Britain is hoping to use Brexit as an opportunity to negotiate new free trade deals around the world.
At the G20 summit in China, May said a number of countries, including South Korea, Mexico and Singapore, have expressed a willingness to strike deals with the United Kingdom.
“It is very hard to imagine that the Japanese companies and the auto companies will be pulling out in totality from the United Kingdom”, the country’s ambassador, Koji Tsuruoka, told the BBC. “No attempt to engineer a second referendum because some people didn’t like the first answer”, he told UK MPs on Monday.
When Labour introduced a points-based immigration system, the numbers went straight up.
May also declined to commit, when asked, to Leave campaign promises to increase healthcare spending and reduce energy taxes.
Remain campaigners also seized on May’s comments as a sign that people who voted for Brexit had been misled.

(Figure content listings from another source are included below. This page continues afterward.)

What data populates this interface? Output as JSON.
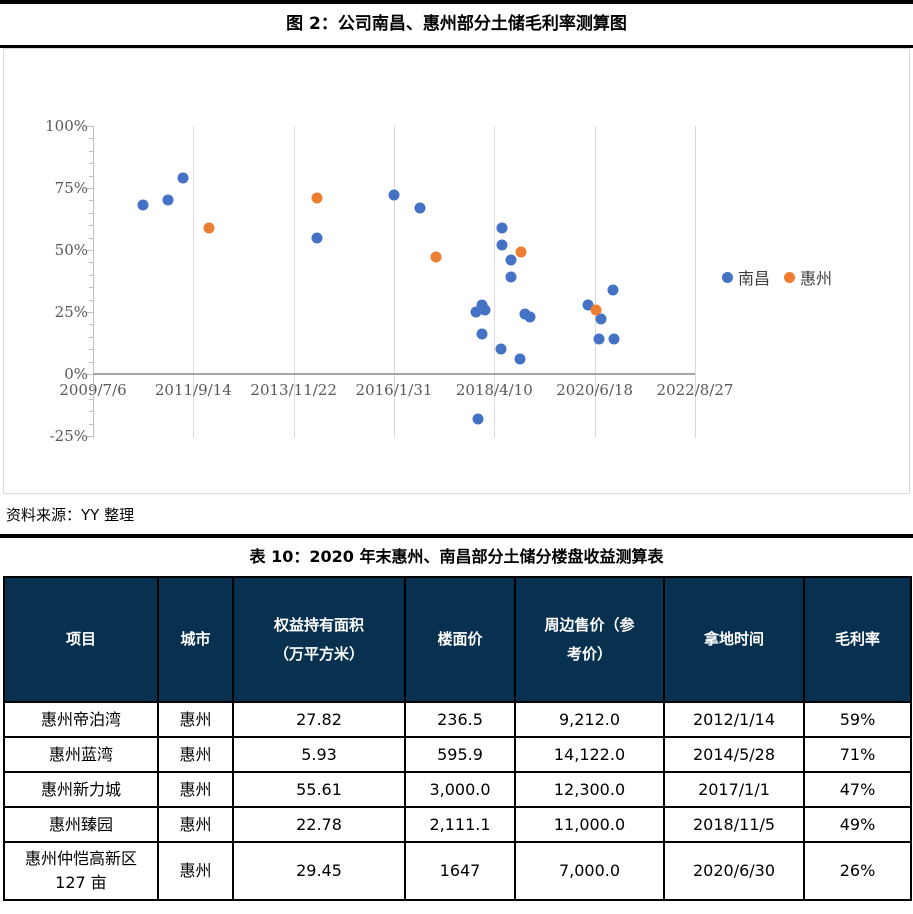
{
  "figure": {
    "title": "图 2：公司南昌、惠州部分土储毛利率测算图",
    "source": "资料来源：YY 整理"
  },
  "chart_data": {
    "type": "scatter",
    "title": "图 2：公司南昌、惠州部分土储毛利率测算图",
    "xlabel": "",
    "ylabel": "",
    "x_ticks": [
      "2009/7/6",
      "2011/9/14",
      "2013/11/22",
      "2016/1/31",
      "2018/4/10",
      "2020/6/18",
      "2022/8/27"
    ],
    "x_range_years": [
      2009.51,
      2022.65
    ],
    "y_tick_values": [
      100,
      75,
      50,
      25,
      0,
      -25
    ],
    "y_tick_labels": [
      "100%",
      "75%",
      "50%",
      "25%",
      "0%",
      "-25%"
    ],
    "ylim": [
      -25,
      100
    ],
    "y_minor_tick_step_pct": 5,
    "grid": "vertical-only",
    "legend_position": "right",
    "series": [
      {
        "name": "南昌",
        "color": "#4472C4",
        "points_year_pct": [
          [
            2010.6,
            68
          ],
          [
            2011.15,
            70
          ],
          [
            2011.48,
            79
          ],
          [
            2014.4,
            55
          ],
          [
            2016.07,
            72
          ],
          [
            2016.64,
            67
          ],
          [
            2018.44,
            59
          ],
          [
            2018.44,
            52
          ],
          [
            2018.64,
            46
          ],
          [
            2018.64,
            39
          ],
          [
            2017.88,
            25
          ],
          [
            2017.99,
            28
          ],
          [
            2018.07,
            26
          ],
          [
            2017.99,
            16
          ],
          [
            2018.42,
            10
          ],
          [
            2018.84,
            6
          ],
          [
            2018.95,
            24
          ],
          [
            2019.05,
            23
          ],
          [
            2017.92,
            -18
          ],
          [
            2020.32,
            28
          ],
          [
            2020.6,
            22
          ],
          [
            2020.56,
            14
          ],
          [
            2020.89,
            14
          ],
          [
            2020.87,
            34
          ]
        ]
      },
      {
        "name": "惠州",
        "color": "#ED7D31",
        "points_year_pct": [
          [
            2012.04,
            59
          ],
          [
            2014.41,
            71
          ],
          [
            2017.0,
            47
          ],
          [
            2018.85,
            49
          ],
          [
            2020.49,
            26
          ]
        ]
      }
    ]
  },
  "table": {
    "title": "表 10：2020 年末惠州、南昌部分土储分楼盘收益测算表",
    "headers": [
      "项目",
      "城市",
      "权益持有面积\n（万平方米）",
      "楼面价",
      "周边售价（参\n考价）",
      "拿地时间",
      "毛利率"
    ],
    "rows": [
      [
        "惠州帝泊湾",
        "惠州",
        "27.82",
        "236.5",
        "9,212.0",
        "2012/1/14",
        "59%"
      ],
      [
        "惠州蓝湾",
        "惠州",
        "5.93",
        "595.9",
        "14,122.0",
        "2014/5/28",
        "71%"
      ],
      [
        "惠州新力城",
        "惠州",
        "55.61",
        "3,000.0",
        "12,300.0",
        "2017/1/1",
        "47%"
      ],
      [
        "惠州臻园",
        "惠州",
        "22.78",
        "2,111.1",
        "11,000.0",
        "2018/11/5",
        "49%"
      ],
      [
        "惠州仲恺高新区 127 亩",
        "惠州",
        "29.45",
        "1647",
        "7,000.0",
        "2020/6/30",
        "26%"
      ]
    ]
  },
  "colors": {
    "nanchang_series": "#4472C4",
    "huizhou_series": "#ED7D31",
    "table_header_bg": "#08304F",
    "gridline": "#D9D9D9",
    "axis": "#BFBFBF",
    "axis_label": "#595959"
  }
}
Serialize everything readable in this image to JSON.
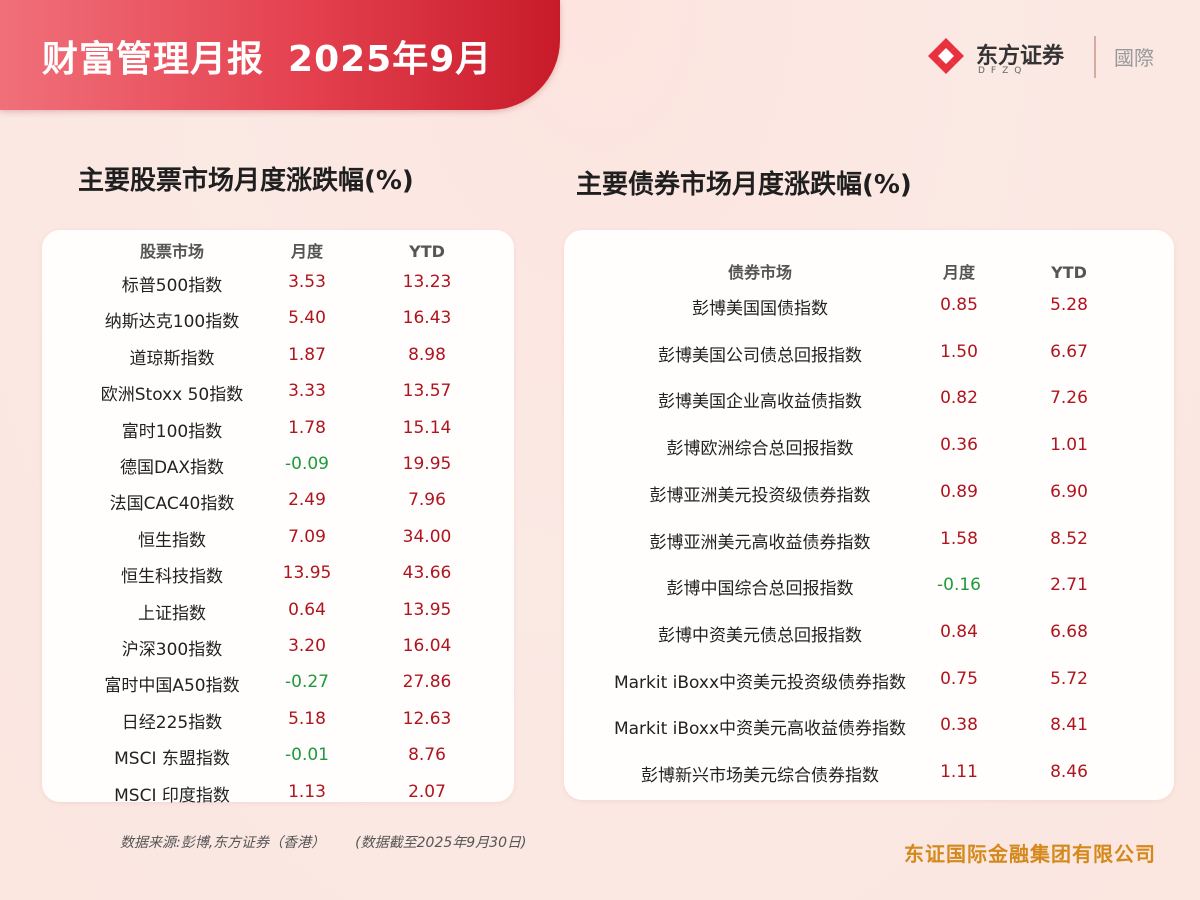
{
  "header": {
    "title": "财富管理月报",
    "period": "2025年9月"
  },
  "brand": {
    "name": "东方证券",
    "sub": "DFZQ",
    "intl": "國際",
    "colors": {
      "accent": "#e8303f"
    }
  },
  "equity": {
    "title": "主要股票市场月度涨跌幅(%)",
    "columns": [
      "股票市场",
      "月度",
      "YTD"
    ],
    "rows": [
      {
        "name": "标普500指数",
        "monthly": "3.53",
        "ytd": "13.23"
      },
      {
        "name": "纳斯达克100指数",
        "monthly": "5.40",
        "ytd": "16.43"
      },
      {
        "name": "道琼斯指数",
        "monthly": "1.87",
        "ytd": "8.98"
      },
      {
        "name": "欧洲Stoxx 50指数",
        "monthly": "3.33",
        "ytd": "13.57"
      },
      {
        "name": "富时100指数",
        "monthly": "1.78",
        "ytd": "15.14"
      },
      {
        "name": "德国DAX指数",
        "monthly": "-0.09",
        "ytd": "19.95"
      },
      {
        "name": "法国CAC40指数",
        "monthly": "2.49",
        "ytd": "7.96"
      },
      {
        "name": "恒生指数",
        "monthly": "7.09",
        "ytd": "34.00"
      },
      {
        "name": "恒生科技指数",
        "monthly": "13.95",
        "ytd": "43.66"
      },
      {
        "name": "上证指数",
        "monthly": "0.64",
        "ytd": "13.95"
      },
      {
        "name": "沪深300指数",
        "monthly": "3.20",
        "ytd": "16.04"
      },
      {
        "name": "富时中国A50指数",
        "monthly": "-0.27",
        "ytd": "27.86"
      },
      {
        "name": "日经225指数",
        "monthly": "5.18",
        "ytd": "12.63"
      },
      {
        "name": "MSCI 东盟指数",
        "monthly": "-0.01",
        "ytd": "8.76"
      },
      {
        "name": "MSCI 印度指数",
        "monthly": "1.13",
        "ytd": "2.07"
      }
    ]
  },
  "bond": {
    "title": "主要债券市场月度涨跌幅(%)",
    "columns": [
      "债券市场",
      "月度",
      "YTD"
    ],
    "rows": [
      {
        "name": "彭博美国国债指数",
        "monthly": "0.85",
        "ytd": "5.28"
      },
      {
        "name": "彭博美国公司债总回报指数",
        "monthly": "1.50",
        "ytd": "6.67"
      },
      {
        "name": "彭博美国企业高收益债指数",
        "monthly": "0.82",
        "ytd": "7.26"
      },
      {
        "name": "彭博欧洲综合总回报指数",
        "monthly": "0.36",
        "ytd": "1.01"
      },
      {
        "name": "彭博亚洲美元投资级债券指数",
        "monthly": "0.89",
        "ytd": "6.90"
      },
      {
        "name": "彭博亚洲美元高收益债券指数",
        "monthly": "1.58",
        "ytd": "8.52"
      },
      {
        "name": "彭博中国综合总回报指数",
        "monthly": "-0.16",
        "ytd": "2.71"
      },
      {
        "name": "彭博中资美元债总回报指数",
        "monthly": "0.84",
        "ytd": "6.68"
      },
      {
        "name": "Markit iBoxx中资美元投资级债券指数",
        "monthly": "0.75",
        "ytd": "5.72"
      },
      {
        "name": "Markit iBoxx中资美元高收益债券指数",
        "monthly": "0.38",
        "ytd": "8.41"
      },
      {
        "name": "彭博新兴市场美元综合债券指数",
        "monthly": "1.11",
        "ytd": "8.46"
      }
    ]
  },
  "footer": {
    "source": "数据来源:彭博,东方证券（香港）",
    "date_note": "(数据截至2025年9月30日)",
    "company": "东证国际金融集团有限公司"
  }
}
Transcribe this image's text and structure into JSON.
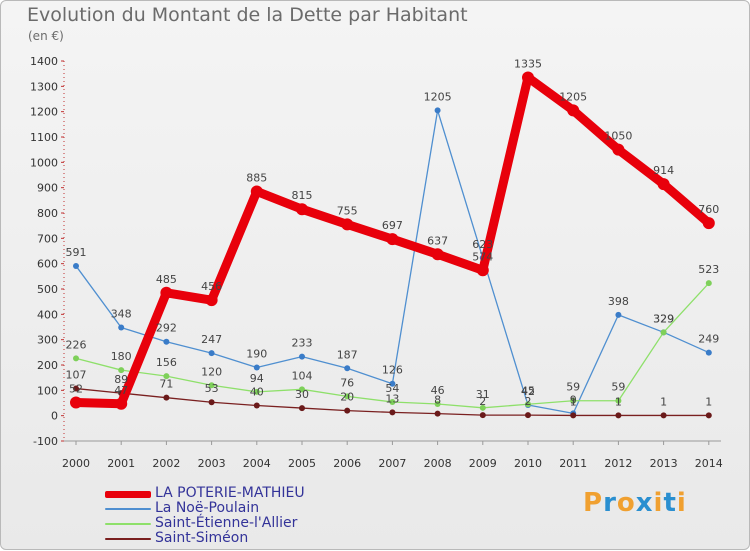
{
  "title": "Evolution du Montant de la Dette par Habitant",
  "subtitle": "(en €)",
  "logo": {
    "text": "Proxiti",
    "colors": [
      "#f0a030",
      "#2a8fd0",
      "#f0a030",
      "#2a8fd0",
      "#f0a030",
      "#2a8fd0",
      "#f0a030"
    ]
  },
  "chart_data": {
    "type": "line",
    "title": "Evolution du Montant de la Dette par Habitant",
    "ylabel": "(en €)",
    "x": [
      "2000",
      "2001",
      "2002",
      "2003",
      "2004",
      "2005",
      "2006",
      "2007",
      "2008",
      "2009",
      "2010",
      "2011",
      "2012",
      "2013",
      "2014"
    ],
    "ylim": [
      -100,
      1400
    ],
    "yticks": [
      -100,
      0,
      100,
      200,
      300,
      400,
      500,
      600,
      700,
      800,
      900,
      1000,
      1100,
      1200,
      1300,
      1400
    ],
    "grid": false,
    "legend_position": "bottom-left",
    "series": [
      {
        "name": "LA POTERIE-MATHIEU",
        "color": "#e8000b",
        "values": [
          52,
          47,
          485,
          456,
          885,
          815,
          755,
          697,
          637,
          574,
          1335,
          1205,
          1050,
          914,
          760
        ]
      },
      {
        "name": "La Noë-Poulain",
        "color": "#4f8fd0",
        "values": [
          591,
          348,
          292,
          247,
          190,
          233,
          187,
          126,
          1205,
          623,
          42,
          9,
          398,
          329,
          249
        ]
      },
      {
        "name": "Saint-Étienne-l'Allier",
        "color": "#8ee06a",
        "values": [
          226,
          180,
          156,
          120,
          94,
          104,
          76,
          54,
          46,
          31,
          45,
          59,
          59,
          329,
          523
        ]
      },
      {
        "name": "Saint-Siméon",
        "color": "#7a2020",
        "values": [
          107,
          89,
          71,
          53,
          40,
          30,
          20,
          13,
          8,
          2,
          2,
          1,
          1,
          1,
          1
        ]
      }
    ]
  }
}
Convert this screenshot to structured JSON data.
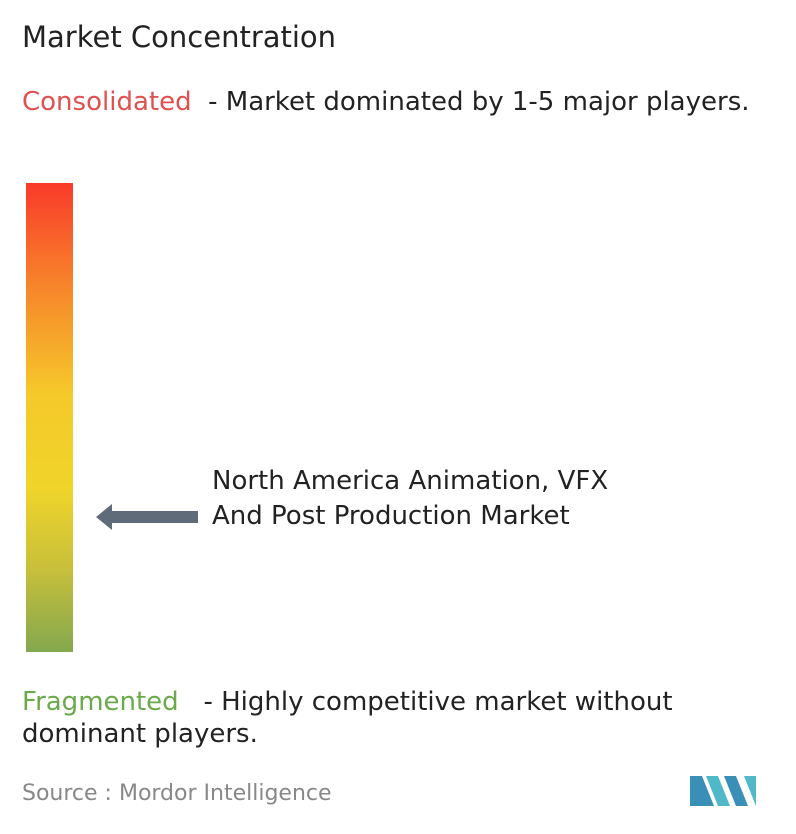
{
  "title": "Market Concentration",
  "consolidated": {
    "label": "Consolidated",
    "description": "- Market dominated by 1-5 major players."
  },
  "market": "North America Animation, VFX And Post Production Market",
  "fragmented": {
    "label": "Fragmented",
    "description": "- Highly competitive market without dominant players."
  },
  "source": "Source :  Mordor Intelligence"
}
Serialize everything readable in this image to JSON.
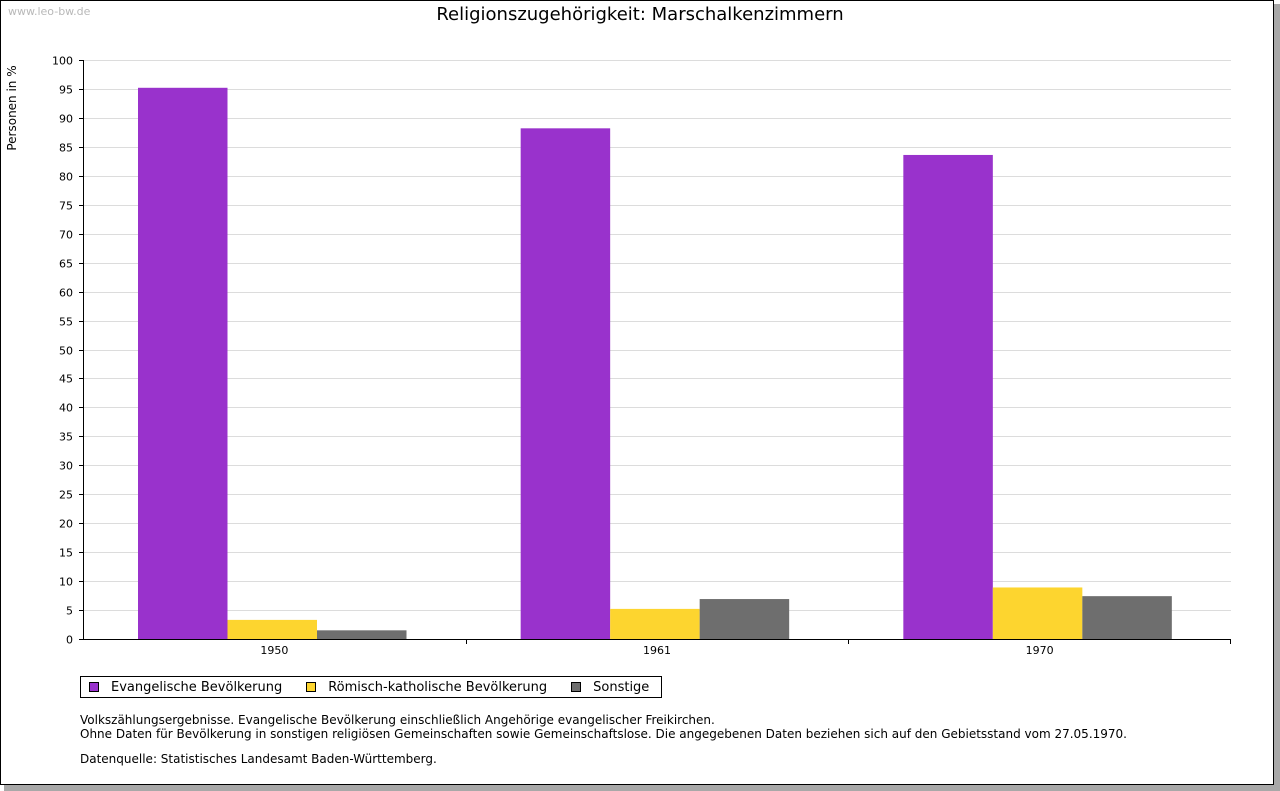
{
  "watermark": "www.leo-bw.de",
  "chart_data": {
    "type": "bar",
    "title": "Religionszugehörigkeit: Marschalkenzimmern",
    "xlabel": "",
    "ylabel": "Personen in %",
    "ylim": [
      0,
      100
    ],
    "ytick_step": 5,
    "grid": true,
    "categories": [
      "1950",
      "1961",
      "1970"
    ],
    "series": [
      {
        "name": "Evangelische Bevölkerung",
        "color": "#9932cc",
        "values": [
          95.2,
          88.2,
          83.6
        ]
      },
      {
        "name": "Römisch-katholische Bevölkerung",
        "color": "#fdd52f",
        "values": [
          3.3,
          5.2,
          8.9
        ]
      },
      {
        "name": "Sonstige",
        "color": "#6e6e6e",
        "values": [
          1.5,
          6.9,
          7.4
        ]
      }
    ],
    "legend_position": "bottom-left"
  },
  "notes": [
    "Volkszählungsergebnisse. Evangelische Bevölkerung einschließlich Angehörige evangelischer Freikirchen.",
    "Ohne Daten für Bevölkerung in sonstigen religiösen Gemeinschaften sowie Gemeinschaftslose. Die angegebenen Daten beziehen sich auf den Gebietsstand vom 27.05.1970."
  ],
  "source": "Datenquelle: Statistisches Landesamt Baden-Württemberg."
}
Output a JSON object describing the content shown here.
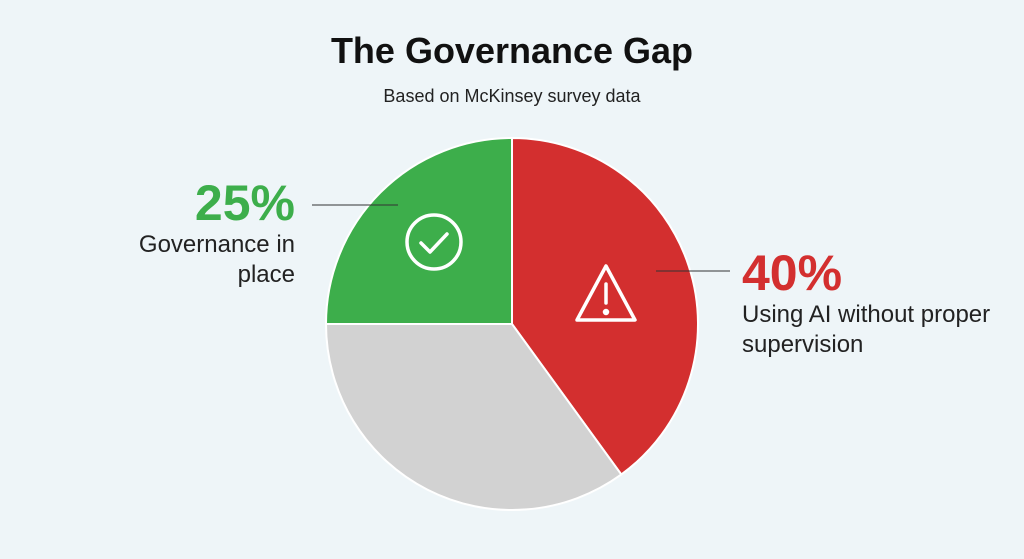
{
  "chart_data": {
    "type": "pie",
    "title": "The Governance Gap",
    "subtitle": "Based on McKinsey survey data",
    "categories": [
      "Using AI without proper supervision",
      null,
      "Governance in place"
    ],
    "values": [
      40,
      35,
      25
    ],
    "value_labels": [
      "40%",
      null,
      "25%"
    ],
    "colors": [
      "#d32f2f",
      "#d2d2d2",
      "#3dae4b"
    ]
  }
}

However, her view directly contradicts the views put forward during the referendum campaign by Boris Johnson, who now serves as May’s Foreign Secretary, who was among the first leading Brexiteers to propose the policy.
On Wednesday, the United Kingdom parliament’s second house, the House of Lords, will listen to evidence on the potential impact from Brexit on financial services, which are a major contributor to the British economy.
The BRC said that on a like-for-like basis, stripping out changes in the amount of retail space open to shoppers over the past 12 months, sales fell by 0.9 per cent in August versus a year ago, compared with a 1.1 per cent increase in July.